Les temps sont difficiles pour les bons vieux Canayens. Ceux qui sont devenus les Canadiens-Français après la Conquête et la britanisation systématique de son territoire. Les Pea-soups. Les Frogs. Les Damned Canucks. Ceux qui ont tenté de se libérer en devenant des Québécois et qu’on appelle parfois, avec mépris et dédain, les Québécois de souche. Le fameux Nous. Ce Nous honni qui voit aujourd’hui son identité remise en question. Ce Nous nié.
Ce peuple conquis, colonisé, paupérisé par l’occupant. Ce peuple qui a subi de nombreuses tentatives d’assimilation et qui, chaque fois, a su résister. Ce peuple qui, malgré tout, a dû s’accommoder des reculs causés par d’âpres combats en minimisant toujours la gravité des pertes. Ce peuple qui vivote entre impérialisme étasunien, néo-colonialisme canadien, vieux métropolitanisme français et provincialisme domestique. Ce peuple qui doit rester constamment vigilant sans quoi il voit sa langue lui être arrachée. Ce peuple qui, attaqué si souvent et blâmé des pires maux, a la mémoire en charpie et l’honneur en haillons. Ce peuple dont les héros et les faits d’armes disparaissent les uns après les autres dans le bourbier de l’amnésie éternelle. Ce peuple qui, au rabot de la honte, a varlopé ses accents. Ce peuple qui crache sur son propre folklore et qui considère ses traditions comme de vieilles reliques ringardes d’un passé qu’il vaudrait mieux mettre au rancart. Ce peuple schizophrène qui, trop souvent, regarde la vie avec les yeux du conquérant. Ce peuple qu’on a cherché à noyer et qui, quand même, est resté accueillant au possible. Ce peuple qui a vu sa quête d’universel être travestie en repli sur soi et en xénophobie. Ce peuple minorisé, affaibli, volé, humilié, mis en tutelle, vassalisé. Ce peuple qui, après s’être sorti de la mentalité du porteur d’eau, a su travailler à sa libération mais qui, trompé dans ses espérances et trahi par ses élites, a accepté la logique de défaite et s’est conforté dans l’indifférence et le reniement de soi, renouant ainsi avec la vieille pensée du « né pour un petit pain ». Ce peuple qui pourtant, avait vu de si près les rivages de la liberté. Ce peuple inachevé, acculturé, rapetissé. Ce peuple en trop dans sa propre maison. Ce peuple en marge de l’Histoire.

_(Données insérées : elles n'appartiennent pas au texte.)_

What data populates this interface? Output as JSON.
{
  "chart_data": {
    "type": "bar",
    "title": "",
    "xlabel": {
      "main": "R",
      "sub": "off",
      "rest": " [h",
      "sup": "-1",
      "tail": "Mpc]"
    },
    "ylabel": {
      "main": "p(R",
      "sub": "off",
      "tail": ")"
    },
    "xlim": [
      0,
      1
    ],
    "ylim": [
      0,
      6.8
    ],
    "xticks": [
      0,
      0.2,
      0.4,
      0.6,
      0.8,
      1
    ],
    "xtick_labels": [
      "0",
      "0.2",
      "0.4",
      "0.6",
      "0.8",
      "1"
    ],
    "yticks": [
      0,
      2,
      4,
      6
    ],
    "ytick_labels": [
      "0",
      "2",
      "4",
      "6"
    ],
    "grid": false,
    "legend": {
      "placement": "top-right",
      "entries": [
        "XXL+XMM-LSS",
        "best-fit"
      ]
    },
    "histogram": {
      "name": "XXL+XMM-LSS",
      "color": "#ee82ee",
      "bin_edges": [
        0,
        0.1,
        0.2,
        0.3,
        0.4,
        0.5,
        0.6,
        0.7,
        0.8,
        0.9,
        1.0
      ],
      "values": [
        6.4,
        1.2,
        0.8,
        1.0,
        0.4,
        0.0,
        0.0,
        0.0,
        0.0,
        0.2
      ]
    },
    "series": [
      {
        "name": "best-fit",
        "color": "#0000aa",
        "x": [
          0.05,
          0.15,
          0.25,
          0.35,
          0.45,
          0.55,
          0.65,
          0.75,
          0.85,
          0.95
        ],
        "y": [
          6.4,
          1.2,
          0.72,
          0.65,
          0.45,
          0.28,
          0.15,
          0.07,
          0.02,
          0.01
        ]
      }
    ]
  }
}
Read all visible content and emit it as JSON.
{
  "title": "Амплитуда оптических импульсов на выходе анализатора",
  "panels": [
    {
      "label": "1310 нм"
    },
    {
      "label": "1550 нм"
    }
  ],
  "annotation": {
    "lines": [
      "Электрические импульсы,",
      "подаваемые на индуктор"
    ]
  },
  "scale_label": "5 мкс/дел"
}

Malgré qu’il semble avoir définitivement troqué la foi pour le doute, ce peuple qui toujours, a trouvé le moyen de ressortir vivant des hivers de toutes sortes, ce peuple porte encore en lui la possibilité d’un sursaut et peut-être, seulement peut-être, n’a-t-il pas encore dit son dernier mot. Et s’il arrive à le prononcer, vaudrait mieux le crier à tue-tête, que l’écho s’en empare et le répercute aux quatre vents. Pour que plus jamais, nous ne soyons tentés de dire, à la manière du confus en chef, que nous serions « peut-être quelque chose comme »…
Ça fait longtemps que j’ai pas lu un aussi beau texte sur notre condition nationale. Très belle plume. Elle ira loin et fera des ravages. Que l’auteur ne doute pas de l’issue de notre combat, elle est écrite dans notre géographie, dans notre histoire et maintenant sous sa plume.